For Bernadette Herrera and many others, it’s tough to be away from home, seeing on television how the recent typhoon has smashed the Philippines.
“It’s hard because the Filipino people now, you see on the TV, they’re asking help, they’re asking water, money,” she says.
I met Herrera at San Francisco’s Filipino Community Center. The Bay Area is home to one of the largest Filipino communities in the United States, and a relief drive was underway at the center.
Herrera’s family is safe. Though Kiko Carcellar is still waiting for word of his family. He’s from one of the areas hardest hit by Typhoon Haiyan.
“I have relatives living in downtown Tacloban,” Carcellar says. “I heard from two of them that two families are safe, but the others, they don’t know. Their faces flashed on me and now they are gone. Imagine. Flattened, flattened.”
Both Herrera and Carcellar say the disaster has put their obligations into focus. They are here to help raise funds, while also keeping up their other responsibility: earning and sending money to their families back home.
Carcellar has worked as a telecom field technician in the Bay Area for years, and he is still a major breadwinner for those back home. “Regularly, I spend for the education of my nephews and nieces and daughters and children of my co-workers.”
Herrera has worked as a caregiver and housecleaner.

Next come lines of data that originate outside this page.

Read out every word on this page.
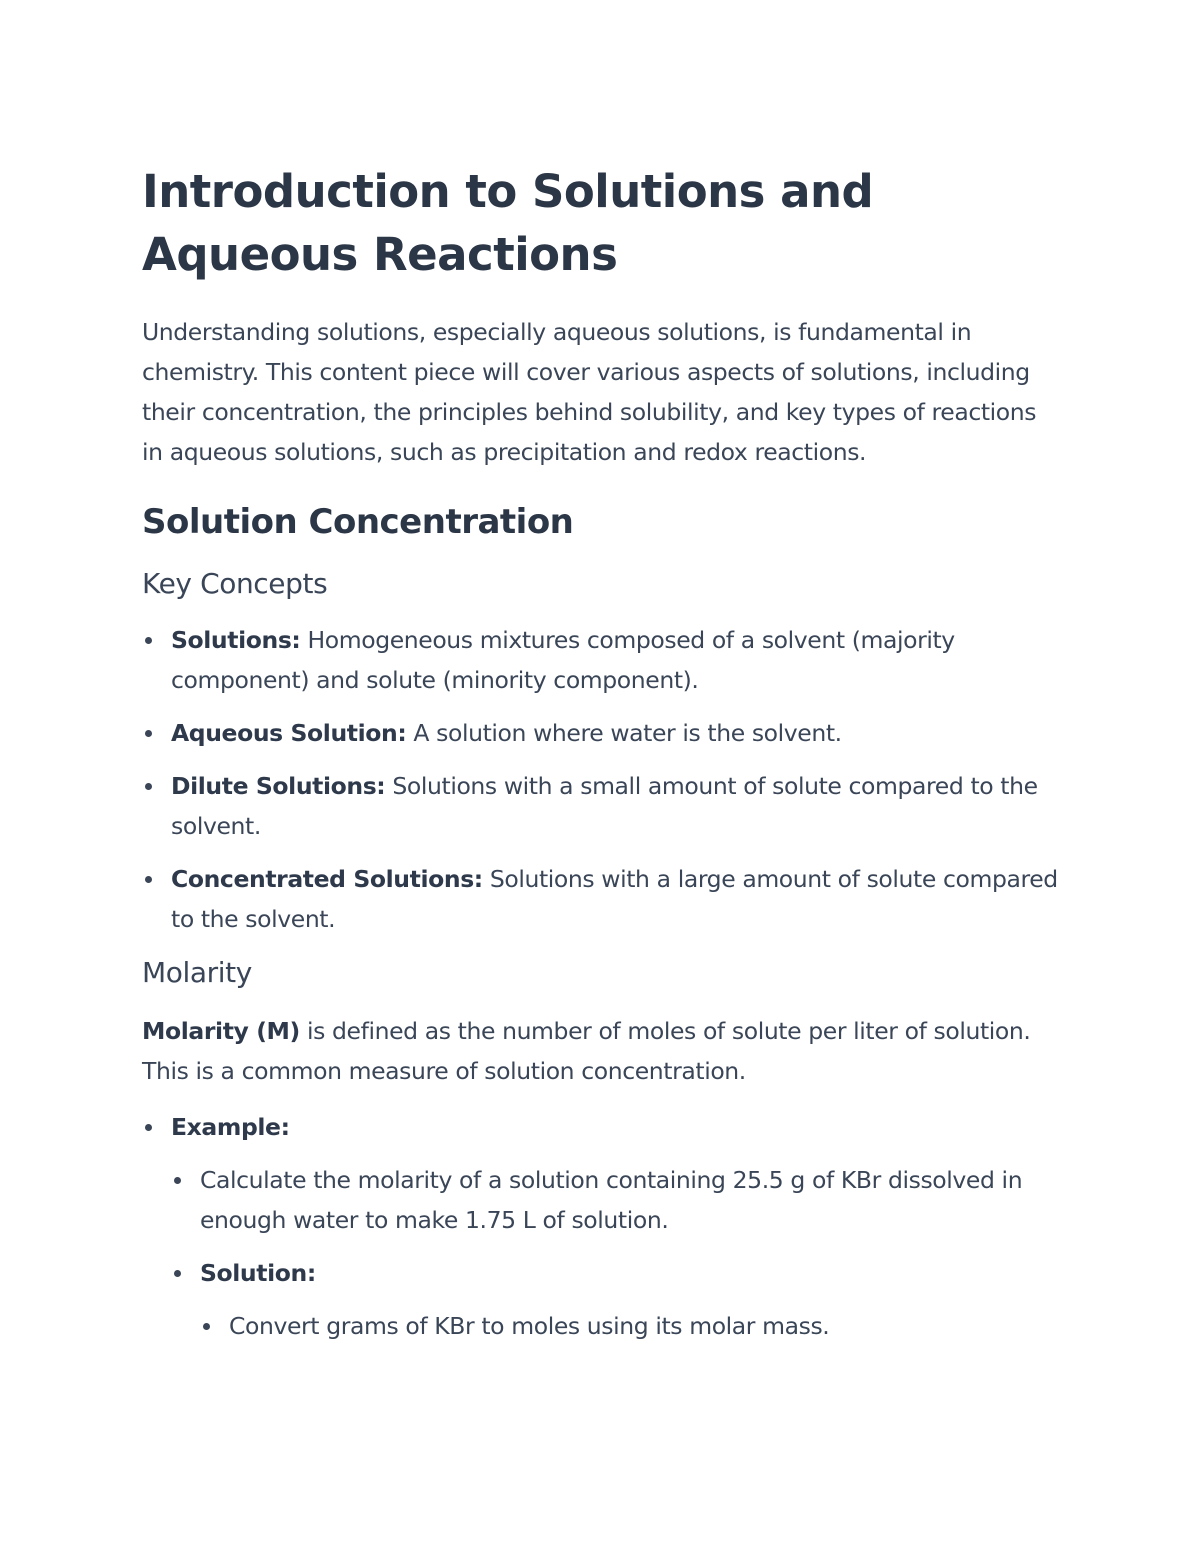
Introduction to Solutions and Aqueous Reactions

Understanding solutions, especially aqueous solutions, is fundamental in chemistry. This content piece will cover various aspects of solutions, including their concentration, the principles behind solubility, and key types of reactions in aqueous solutions, such as precipitation and redox reactions.

Solution Concentration
Key Concepts
Solutions: Homogeneous mixtures composed of a solvent (majority component) and solute (minority component).
Aqueous Solution: A solution where water is the solvent.
Dilute Solutions: Solutions with a small amount of solute compared to the solvent.
Concentrated Solutions: Solutions with a large amount of solute compared to the solvent.
Molarity

Molarity (M) is defined as the number of moles of solute per liter of solution. This is a common measure of solution concentration.

Example:
Calculate the molarity of a solution containing 25.5 g of KBr dissolved in enough water to make 1.75 L of solution.
Solution:
Convert grams of KBr to moles using its molar mass.
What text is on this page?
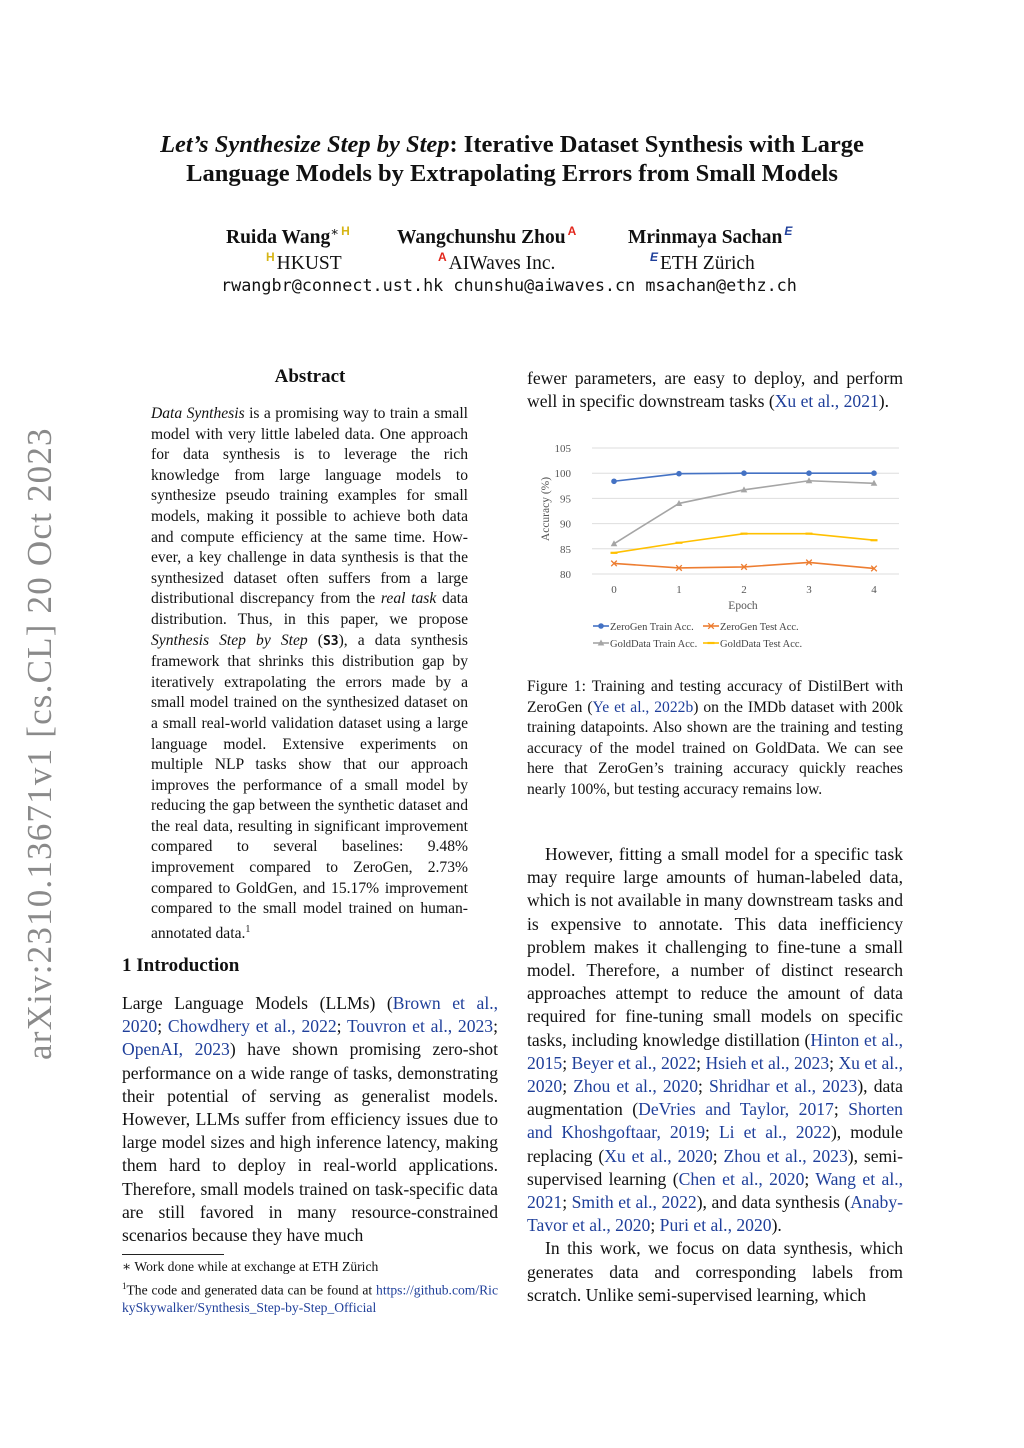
arXiv:2310.13671v1 [cs.CL] 20 Oct 2023
Let’s Synthesize Step by Step: Iterative Dataset Synthesis with Large
Language Models by Extrapolating Errors from Small Models
Ruida Wang∗ $^H$ Wangchunshu Zhou $^A$	Mrinmaya Sachan $^E$
$^H$ HKUST	$^A$ AIWaves Inc.	$^E$ ETH Zürich
rwangbr@connect.ust.hk chunshu@aiwaves.cn msachan@ethz.ch
Abstract
Data Synthesis is a promising way to train a small model with very little labeled data. One approach for data synthesis is to leverage the rich knowledge from large language models to synthesize pseudo training examples for small models, making it possible to achieve both data and compute efficiency at the same time. However, a key challenge in data synthesis is that the synthesized dataset often suffers from a large distributional discrepancy from the real task data distribution. Thus, in this paper, we propose Synthesis Step by Step (S3), a data synthesis framework that shrinks this distribution gap by iteratively extrapolating the errors made by a small model trained on the synthesized dataset on a small real-world validation dataset using a large language model. Extensive experiments on multiple NLP tasks show that our approach improves the performance of a small model by reducing the gap between the synthetic dataset and the real data, resulting in significant improvement compared to several baselines: 9.48% improvement compared to ZeroGen, 2.73% compared to GoldGen, and 15.17% improvement compared to the small model trained on human-annotated data.$^1$
1 Introduction
Large Language Models (LLMs) (Brown et al., 2020; Chowdhery et al., 2022; Touvron et al., 2023; OpenAI, 2023) have shown promising zero-shot performance on a wide range of tasks, demonstrating their potential of serving as generalist models. However, LLMs suffer from efficiency issues due to large model sizes and high inference latency, making them hard to deploy in real-world applications. Therefore, small models trained on task-specific data are still favored in many resource-constrained scenarios because they have much
∗ Work done while at exchange at ETH Zürich
$^1$The code and generated data can be found at https://github.com/RickySkywalker/Synthesis_Step-by-Step_Official
fewer parameters, are easy to deploy, and perform well in specific downstream tasks (Xu et al., 2021).
80
85
90
95
100
105
0	1	2	3	4
Accuracy (%)
Epoch
ZeroGen Train Acc.	ZeroGen Test Acc.
GoldData Train Acc. GoldData Test Acc.
Figure 1: Training and testing accuracy of DistilBert with ZeroGen (Ye et al., 2022b) on the IMDb dataset with 200k training datapoints. Also shown are the training and testing accuracy of the model trained on GoldData. We can see here that ZeroGen’s training accuracy quickly reaches nearly 100%, but testing accuracy remains low.
However, fitting a small model for a specific task may require large amounts of human-labeled data, which is not available in many downstream tasks and is expensive to annotate. This data inefficiency problem makes it challenging to fine-tune a small model. Therefore, a number of distinct research approaches attempt to reduce the amount of data required for fine-tuning small models on specific tasks, including knowledge distillation (Hinton et al., 2015; Beyer et al., 2022; Hsieh et al., 2023; Xu et al., 2020; Zhou et al., 2020; Shridhar et al., 2023), data augmentation (DeVries and Taylor, 2017; Shorten and Khoshgoftaar, 2019; Li et al., 2022), module replacing (Xu et al., 2020; Zhou et al., 2023), semi-supervised learning (Chen et al., 2020; Wang et al., 2021; Smith et al., 2022), and data synthesis (Anaby-Tavor et al., 2020; Puri et al., 2020).
In this work, we focus on data synthesis, which generates data and corresponding labels from scratch. Unlike semi-supervised learning, which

She scrapes together at least $1,000 to send home every month. The cash, she says, is spent on “food especially, that’s the basic. You know, the things that they need every day.” Her remittances also help pay for school tuition fees back home.
She’s one of at least 10 million Filipino expats working around the world. They are nannies, nurses, and other professionals in the US. The vast Filipino workforce is also spread throughout the Middle East, Europe, and parts of Asia. Most send money home.
This year, Filipino remittances are expected to total 26 billion dollars — and that was an estimate made before the typhoon.
Jay Gonzalez, a Philippines expert at the University of San Francisco, says that apart from remittances, assistance for families back home also comes in the form of care boxes. “They are very heavy, more than a hundred pounds,” says Gonzalez. “Filipinos fill them up with anything, anything from Costco, anything that comes from sales, canned goods, chocolates, clothes — even rice.”
But it's mainly cash that Filipinos abroad are now trying to raise for relief efforts.
Terrance Valen leads the National Alliance for Filipino Concerns. It is organizing fundraisers at the community center and across the US.
“Folks are looking for something they can trust, that they’re monetary donations are going directly to communities on the ground in the Philippines,” says Valen. “And that’s what we provide, as a grassroots relief operation that has partners, NGOs, schools and churches in the Philippines that we work with.”
If you ask people at the community center about collaborating with government agencies in the Philippines, people shake their heads. That’s all too corrupt, they say.
Herrera mentions a major scandal that is unfolding in the Philippines, where officials are accused of stealing millions in public funds. “They have big money but they are not using the money for the people,” she says.
Earlier this year, some expat Filipinos tried to organize a one-day moratorium on remittances as a way to flex their economic power and protest government corruption.
Gonzalez monitored the experiment. “Can you imagine a day where there’s no inflow of remittances to the Philippines? That would be a disaster,” he says.
So, did it work?
“No,” Gonzalez says, “because the problem with not sending remittances is that it has devastating effects to family. I will receive text messages from my mom and my dad if I don’t send my remittance. It’s a lifeline.”
Herrera says she’s about to send her regular monthly remittance, and now plans to find a way to squeeze even more out of her earnings to help her country rebuild.